In the artists words:
"I started to think towards two divergent rivulets. One, the phrase "I love you" as used in daily parlance, aggressive, vulnerable, necessary, and common simultaneously, the most important frightening thing; it was also a gateway to what you, yes, as an individual with a perceived sense of identity, believe others want you to say to them; it was a qualifier to other more alluring and emotionally specific concerns. How do we trade in love, sex, happiness?"
An inspiration for the series had been "Le Dejeuner Sur L'Herbe" by Edouard Manet, depicting a nude woman at a picnic with 2 well dressed men. Painted in a rough, bold manner, this painting caused controversy in 1862 for its shocking and raw depiction of gender inequality, revealing the nude tantalizing figure as both a probable prostitute as well as an allegorical muse. Again, there is the study of contrasts -- the feminine versus the masculine, the naked versus the clothed, the elite versus the commonplace, and the innate aggression versus the vulnerability of the act of nudity itself.

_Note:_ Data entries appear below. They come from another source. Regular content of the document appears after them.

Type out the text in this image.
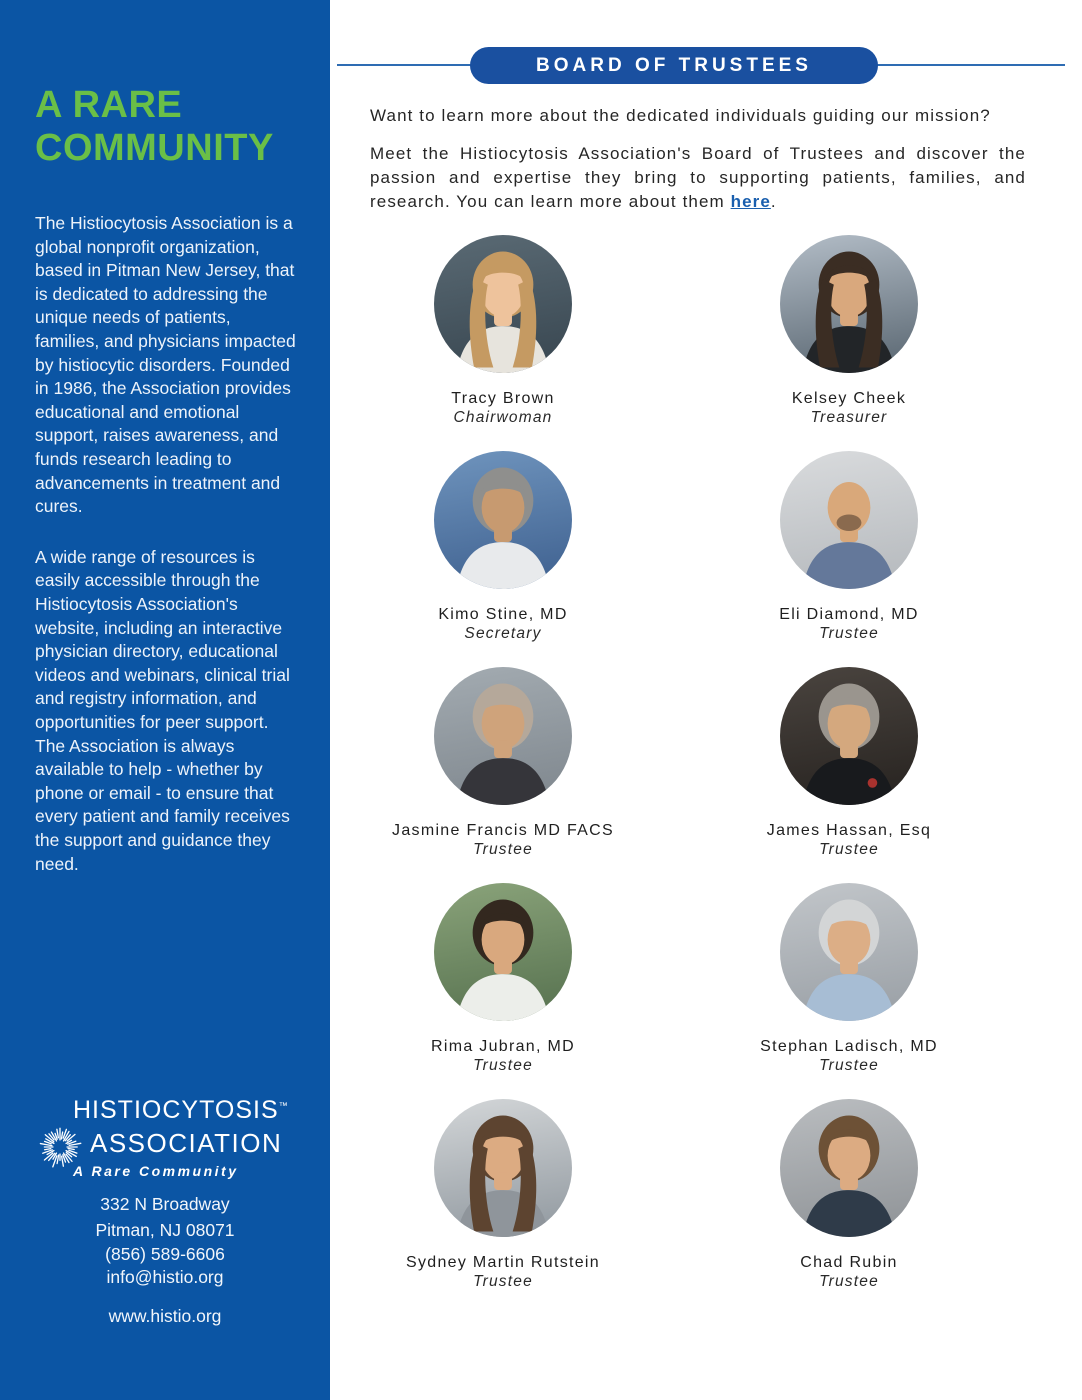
A RARE COMMUNITY

The Histiocytosis Association is a global nonprofit organization, based in Pitman New Jersey, that is dedicated to addressing the unique needs of patients, families, and physicians impacted by histiocytic disorders. Founded in 1986, the Association provides educational and emotional support, raises awareness, and funds research leading to advancements in treatment and cures.

A wide range of resources is easily accessible through the Histiocytosis Association's website, including an interactive physician directory, educational videos and webinars, clinical trial and registry information, and opportunities for peer support. The Association is always available to help - whether by phone or email - to ensure that every patient and family receives the support and guidance they need.

HISTIOCYTOSIS™
ASSOCIATION
A Rare Community
332 N Broadway
Pitman, NJ 08071
(856) 589-6606
info@histio.org
www.histio.org
BOARD OF TRUSTEES

Want to learn more about the dedicated individuals guiding our mission?

Meet the Histiocytosis Association's Board of Trustees and discover the passion and expertise they bring to supporting patients, families, and research. You can learn more about them here.

Tracy Brown
Chairwoman
Kelsey Cheek
Treasurer
Kimo Stine, MD
Secretary
Eli Diamond, MD
Trustee
Jasmine Francis MD FACS
Trustee
James Hassan, Esq
Trustee
Rima Jubran, MD
Trustee
Stephan Ladisch, MD
Trustee
Sydney Martin Rutstein
Trustee
Chad Rubin
Trustee
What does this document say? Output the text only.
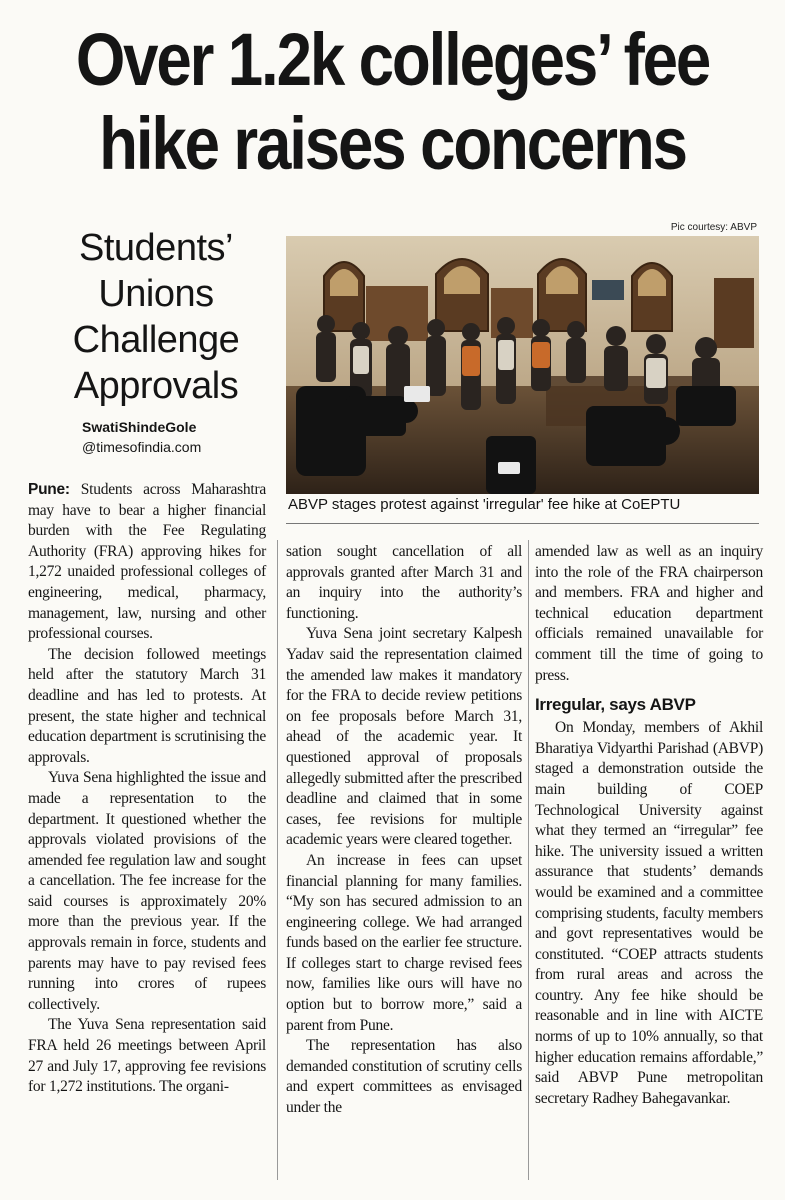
Over 1.2k colleges’ fee
hike raises concerns
Students’ Unions Challenge Approvals
SwatiShindeGole
@timesofindia.com
Pic courtesy: ABVP
ABVP stages protest against 'irregular' fee hike at CoEPTU

Pune: Students across Maharashtra may have to bear a higher financial burden with the Fee Regulating Authority (FRA) approving hikes for 1,272 unaided professional colleges of engineering, medical, pharmacy, management, law, nursing and other professional courses.

The decision followed meetings held after the statutory March 31 deadline and has led to protests. At present, the state higher and technical education department is scrutinising the approvals.

Yuva Sena highlighted the issue and made a representation to the department. It questioned whether the approvals violated provisions of the amended fee regulation law and sought a cancellation. The fee increase for the said courses is approximately 20% more than the previous year. If the approvals remain in force, students and parents may have to pay revised fees running into crores of rupees collectively.

The Yuva Sena representation said FRA held 26 meetings between April 27 and July 17, approving fee revisions for 1,272 institutions. The organi-

sation sought cancellation of all approvals granted after March 31 and an inquiry into the authority’s functioning.

Yuva Sena joint secretary Kalpesh Yadav said the representation claimed the amended law makes it mandatory for the FRA to decide review petitions on fee proposals before March 31, ahead of the academic year. It questioned approval of proposals allegedly submitted after the prescribed deadline and claimed that in some cases, fee revisions for multiple academic years were cleared together.

An increase in fees can upset financial planning for many families. “My son has secured admission to an engineering college. We had arranged funds based on the earlier fee structure. If colleges start to charge revised fees now, families like ours will have no option but to borrow more,” said a parent from Pune.

The representation has also demanded constitution of scrutiny cells and expert committees as envisaged under the

amended law as well as an inquiry into the role of the FRA chairperson and members. FRA and higher and technical education department officials remained unavailable for comment till the time of going to press.

Irregular, says ABVP

On Monday, members of Akhil Bharatiya Vidyarthi Parishad (ABVP) staged a demonstration outside the main building of COEP Technological University against what they termed an “irregular” fee hike. The university issued a written assurance that students’ demands would be examined and a committee comprising students, faculty members and govt representatives would be constituted. “COEP attracts students from rural areas and across the country. Any fee hike should be reasonable and in line with AICTE norms of up to 10% annually, so that higher education remains affordable,” said ABVP Pune metropolitan secretary Radhey Bahegavankar.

Which led to secondly, maybe not so divergently, the fetishization and objectification of inspiration, of the muse, of all passion—the shattering, obvious, hard edge of this that tail gates easier romanticized views. The series, "I love you” examines the intersections of adoration and desperation, victim and aggressior, oppression and self oppression, globalism, even colonialization and provincialism."